Dans une écriture d’une grande poésie, Simon Abkarian imagine au Théâtre des Amandiers à Nanterre les retrouvailles entre Ménélas et Hélène après dix ans de guerre. Nos âmes se reconnaitront-elles ? propose une lecture du célèbre mythe qui donne à Hélène une voix plus présente et propose une réflexion sensible et subtile sur la guerre et la migration, avec des échos troublants pour notre époque.

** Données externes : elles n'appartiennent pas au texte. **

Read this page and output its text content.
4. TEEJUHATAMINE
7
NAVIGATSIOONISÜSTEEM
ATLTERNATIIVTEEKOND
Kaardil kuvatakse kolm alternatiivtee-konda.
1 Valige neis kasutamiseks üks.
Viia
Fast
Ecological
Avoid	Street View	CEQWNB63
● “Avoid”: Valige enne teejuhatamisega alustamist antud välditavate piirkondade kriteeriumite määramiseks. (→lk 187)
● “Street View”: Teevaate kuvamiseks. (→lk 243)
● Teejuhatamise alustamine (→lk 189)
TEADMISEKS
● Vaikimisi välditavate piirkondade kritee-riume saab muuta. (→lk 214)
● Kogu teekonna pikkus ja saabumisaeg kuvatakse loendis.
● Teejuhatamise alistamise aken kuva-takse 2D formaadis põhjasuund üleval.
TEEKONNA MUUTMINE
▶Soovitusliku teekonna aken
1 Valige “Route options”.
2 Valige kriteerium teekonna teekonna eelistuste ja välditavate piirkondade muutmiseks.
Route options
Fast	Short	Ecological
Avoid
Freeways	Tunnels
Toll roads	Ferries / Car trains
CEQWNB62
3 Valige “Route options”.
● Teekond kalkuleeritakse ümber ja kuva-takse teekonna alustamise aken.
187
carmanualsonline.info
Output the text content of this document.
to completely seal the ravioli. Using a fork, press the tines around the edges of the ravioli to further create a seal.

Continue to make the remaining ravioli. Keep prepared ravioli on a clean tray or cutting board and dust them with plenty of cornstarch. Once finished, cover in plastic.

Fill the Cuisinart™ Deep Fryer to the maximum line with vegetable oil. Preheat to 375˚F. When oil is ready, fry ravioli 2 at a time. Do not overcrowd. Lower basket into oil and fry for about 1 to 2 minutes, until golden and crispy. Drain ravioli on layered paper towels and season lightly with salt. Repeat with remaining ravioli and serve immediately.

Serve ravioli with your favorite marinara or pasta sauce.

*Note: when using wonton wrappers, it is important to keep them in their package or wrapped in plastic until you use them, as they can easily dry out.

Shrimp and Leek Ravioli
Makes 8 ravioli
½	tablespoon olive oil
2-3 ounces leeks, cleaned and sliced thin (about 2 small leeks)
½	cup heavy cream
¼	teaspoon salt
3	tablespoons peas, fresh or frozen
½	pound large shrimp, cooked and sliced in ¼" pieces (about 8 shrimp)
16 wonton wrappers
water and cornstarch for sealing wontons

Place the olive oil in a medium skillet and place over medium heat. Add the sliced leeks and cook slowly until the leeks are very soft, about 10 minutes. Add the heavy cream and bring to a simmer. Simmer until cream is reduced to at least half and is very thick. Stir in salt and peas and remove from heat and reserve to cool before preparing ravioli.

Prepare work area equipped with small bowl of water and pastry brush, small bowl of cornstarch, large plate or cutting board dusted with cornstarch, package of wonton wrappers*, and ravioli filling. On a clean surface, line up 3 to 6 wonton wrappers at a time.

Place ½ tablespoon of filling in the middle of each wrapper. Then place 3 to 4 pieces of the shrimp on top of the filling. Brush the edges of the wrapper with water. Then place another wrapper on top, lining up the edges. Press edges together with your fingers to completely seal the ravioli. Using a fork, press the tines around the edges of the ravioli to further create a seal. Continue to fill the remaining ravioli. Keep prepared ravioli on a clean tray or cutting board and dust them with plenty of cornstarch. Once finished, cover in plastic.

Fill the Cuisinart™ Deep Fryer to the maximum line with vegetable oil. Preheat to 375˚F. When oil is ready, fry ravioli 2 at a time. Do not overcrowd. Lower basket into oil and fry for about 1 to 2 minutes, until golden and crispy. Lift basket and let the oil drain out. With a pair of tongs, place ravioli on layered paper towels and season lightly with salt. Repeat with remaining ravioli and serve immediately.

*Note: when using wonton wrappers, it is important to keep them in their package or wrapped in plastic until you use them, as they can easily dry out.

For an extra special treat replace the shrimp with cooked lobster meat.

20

L’écriture de Simon Abkarian : entre épopée et lyrisme
Simon Abkarian avait déjà exploré la relation entre Hélène et Ménélas dans deux œuvres précédentes : Ménélas Rebetiko, une rhapsodie où le roi chante sa douleur face au départ d’Hélène, et Hélène après la chute, qui s’intéressait à leurs retrouvailles après la chute de Troie. Avec Nos âmes se reconnaîtront-elles ?, Abkarian s’attaque à une question vertigineuse autant qu’essentielle : comment, après la guerre, continuer à vivre, à aimer, à chanter ? Comment réinventer un chant d’amour sur les ruines ?
Abkarian traite le sujet en véritable aède moderne. Sa maîtrise du rythme et des sonorités de la langue française est remarquable. Mais ce qui impressionne davantage encore, c’est sa façon de jouer des métaphores, avec une virtuosité qui rappelle les anciens sans jamais tomber dans l’ampoulé. Les métaphores, omniprésentes et finement filées, ne sont jamais ornementales : elles portent une émotion claire et intense, qui touche directement. Rares sont les écritures dramatiques contemporaines capables d’un tel équilibre entre puissance évocatrice et simplicité !
Ils incarnent cette idée chère à Colette de « l’effacement éclatant » : ils disparaissent derrière les mots pour mieux en révéler la chair et le mouvement.
Ce texte, à la fois épique et lyrique, n’hésite pas à renouer avec des formes anciennes, comme la stance, et en cela, il assoit la présence d’un théâtre de verbe sur la scène contemporaine. Mais cette écriture ne serait rien sans les interprétations vibrantes de Simon Abkarian et de Marie-Sophie Ferdane. Les deux acteur·ices habitent le texte avec une clarté et une sensibilité qui traduisent toute sa richesse. Ils incarnent cette idée chère à Colette de « l’effacement éclatant » : ils disparaissent derrière les mots pour mieux en révéler la chair et le mouvement. Les corps font vibrer les mots dans un sentiment mêlé de désir, de colère et de regrets tandis que Ruşan Filiztek et Eylül Nazlier, par leurs musiques et leurs chant amplifient l’intensité dramatique et offrent un contrepoint sonore qui donne une profondeur. supplémentaire à cette quête d’après-guerre.
Une résonance troublante avec notre époque
![Nos âmes se reconnaîtront-elles ? de Simon Abkarian](https://revuepleinsfeux.fr/wp-content/uploads/2025/01/1949601-1024x682.webp)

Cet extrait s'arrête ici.